In this project you will build on your previous projects to (1) check the scalability of your shortest path implementation to large datasets, and (2) add support for range searching queries.
The good part is that when we program we do not need to worry that the data will not fit into memory; the VMM will take care of this for us.
The bad part is that... disks are much slower than main memory and CPU (typically 3 orders of magnitude or more). When working with large inputs, moving the data between main memory and disks, rather than the internal computation time, is typically the bottleneck. Using the virtual memory system may cause a big performance penalty, and may actually completely change the estimated running time of the program. That is to say, the RAM complexity of an algorithm estimated as the number of instructions executed, may not be good measure of the running time. In this case we need to also analyze the I/O-complexity of the algorithm --- that is the number blocks moved between main memory and disk during the execution of the program.
Algorithms that optimize the I/O in addition to the CPU performance are called I/O-efficient algorithms. I/O-efficient algorithms have been an active area of research as the size of the data that is available and needd to be processed has increased dramatically over the last 10 years.
In the first part of your third project you will investigate the performance of your shortest path algorithm as the size of the input increases. To do this you will draw a graph with the running time (in seconds) on the y-axis, and the size (number of nodes + number of edges) of the dataset on the x-axis.
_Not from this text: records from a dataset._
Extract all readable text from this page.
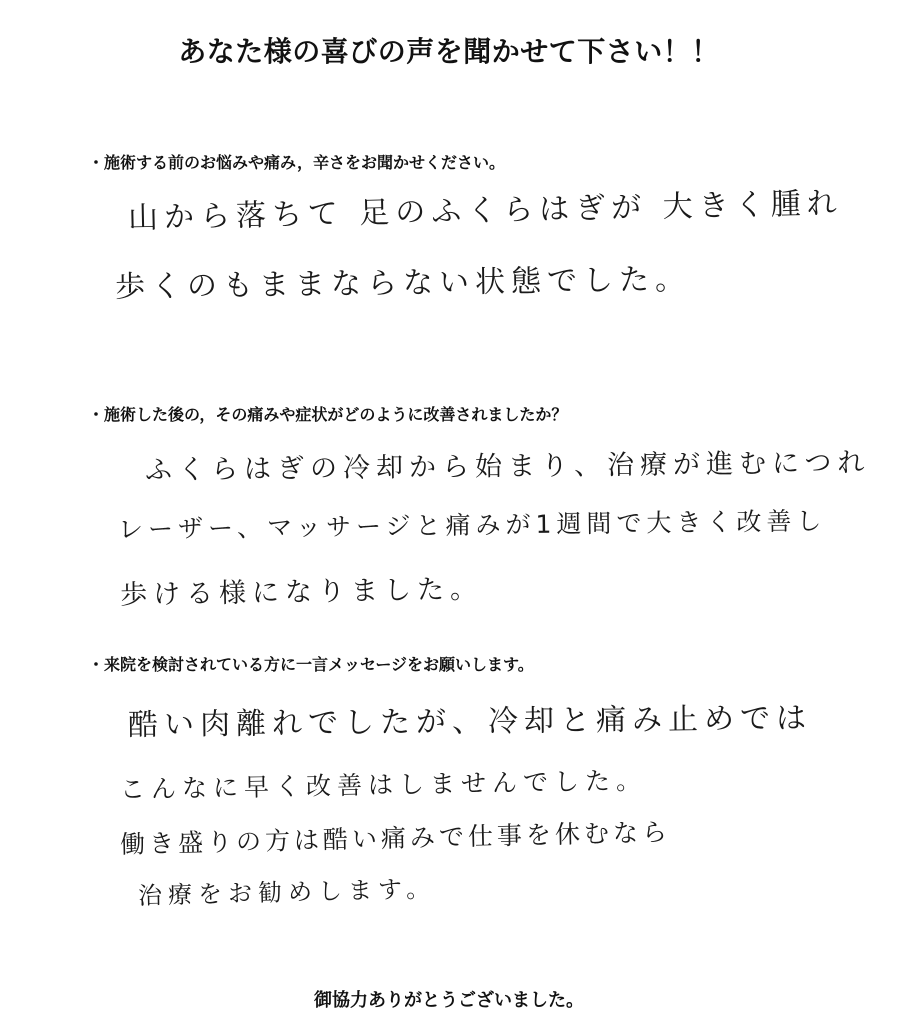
あなた様の喜びの声を聞かせて下さい！！
・施術する前のお悩みや痛み，辛さをお聞かせください。
山から落ちて 足のふくらはぎが 大きく腫れ
歩くのもままならない状態でした。
・施術した後の，その痛みや症状がどのように改善されましたか？
ふくらはぎの冷却から始まり、治療が進むにつれ
レーザー、マッサージと痛みが1週間で大きく改善し
歩ける様になりました。
・来院を検討されている方に一言メッセージをお願いします。
酷い肉離れでしたが、冷却と痛み止めでは
こんなに早く改善はしませんでした。
働き盛りの方は酷い痛みで仕事を休むなら
治療をお勧めします。
御協力ありがとうございました。
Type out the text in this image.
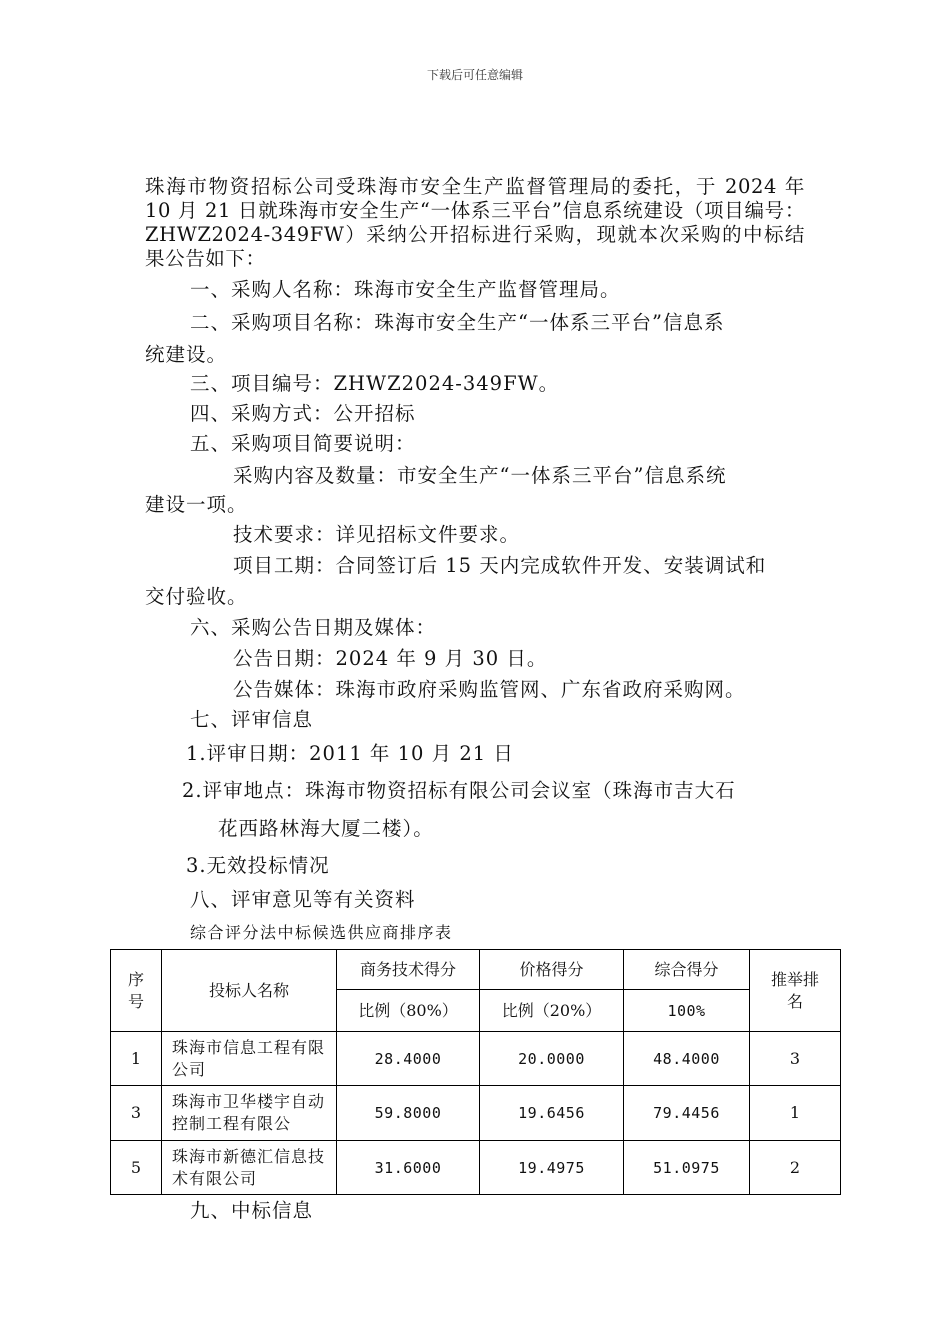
下载后可任意编辑
珠海市物资招标公司受珠海市安全生产监督管理局的委托，于 2024 年 10 月 21 日就珠海市安全生产“一体系三平台”信息系统建设（项目编号：ZHWZ2024-349FW）采纳公开招标进行采购，现就本次采购的中标结果公告如下：
一、采购人名称：珠海市安全生产监督管理局。
二、采购项目名称：珠海市安全生产“一体系三平台”信息系
统建设。
三、项目编号：ZHWZ2024-349FW。
四、采购方式：公开招标
五、采购项目简要说明：
采购内容及数量：市安全生产“一体系三平台”信息系统
建设一项。
技术要求：详见招标文件要求。
项目工期：合同签订后 15 天内完成软件开发、安装调试和
交付验收。
六、采购公告日期及媒体：
公告日期：2024 年 9 月 30 日。
公告媒体：珠海市政府采购监管网、广东省政府采购网。
七、评审信息
1.评审日期：2011 年 10 月 21 日
2.评审地点：珠海市物资招标有限公司会议室（珠海市吉大石
花西路林海大厦二楼）。
3.无效投标情况
八、评审意见等有关资料
综合评分法中标候选供应商排序表
序号	投标人名称	商务技术得分	价格得分	综合得分	推举排名
		比例（80%）	比例（20%）	100%	
1	珠海市信息工程有限公司	28.4000	20.0000	48.4000	3
3	珠海市卫华楼宇自动控制工程有限公	59.8000	19.6456	79.4456	1
5	珠海市新德汇信息技术有限公司	31.6000	19.4975	51.0975	2
九、中标信息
Pick at least 4 different datasets, of increasing sizes. The first one should be a single state, the second one 10 states, the third one 25 states, and the last one the entire US.
Augment your program so that it prints out the number of nodes and edges in the adjacency list. Add timers around the two main steps of the program: (1) creating the adjacency list of the input, and (2) running the shortest path algorithm between the selected points (Do not include selecting the source and destination). Print out the times.
What to hand in: a paper containing the graph and a brief paragraph explaining it (why it scales up, if it does, or not, if it does not).
To make this efficient you will implement an index structure. Since the roads are uniformly distributed (kindoff), I suggest you use a fixed-grid structure. However, if you want to use a (bucket) quadtree or kd-tree feel free! You will, of course, get public recognition if you choose to do so. Some things you need to think about:
To get this to work, remember, think before you start (programming)!! If you spend even just a few hours thinking, it can save you hours of frustration! Have the entire layout of your program clear in your mind, and program it incrementally. Use short functions, and suggestive variable names.
Start by implementing range searching as a straightforward linear scan. Then refine it by building the grid. And so on.
As you program, keep in mind to follow the programming style we discussed (no globals, no function longer than a screen, etc). I will not help you debug unless you follow these guidelines!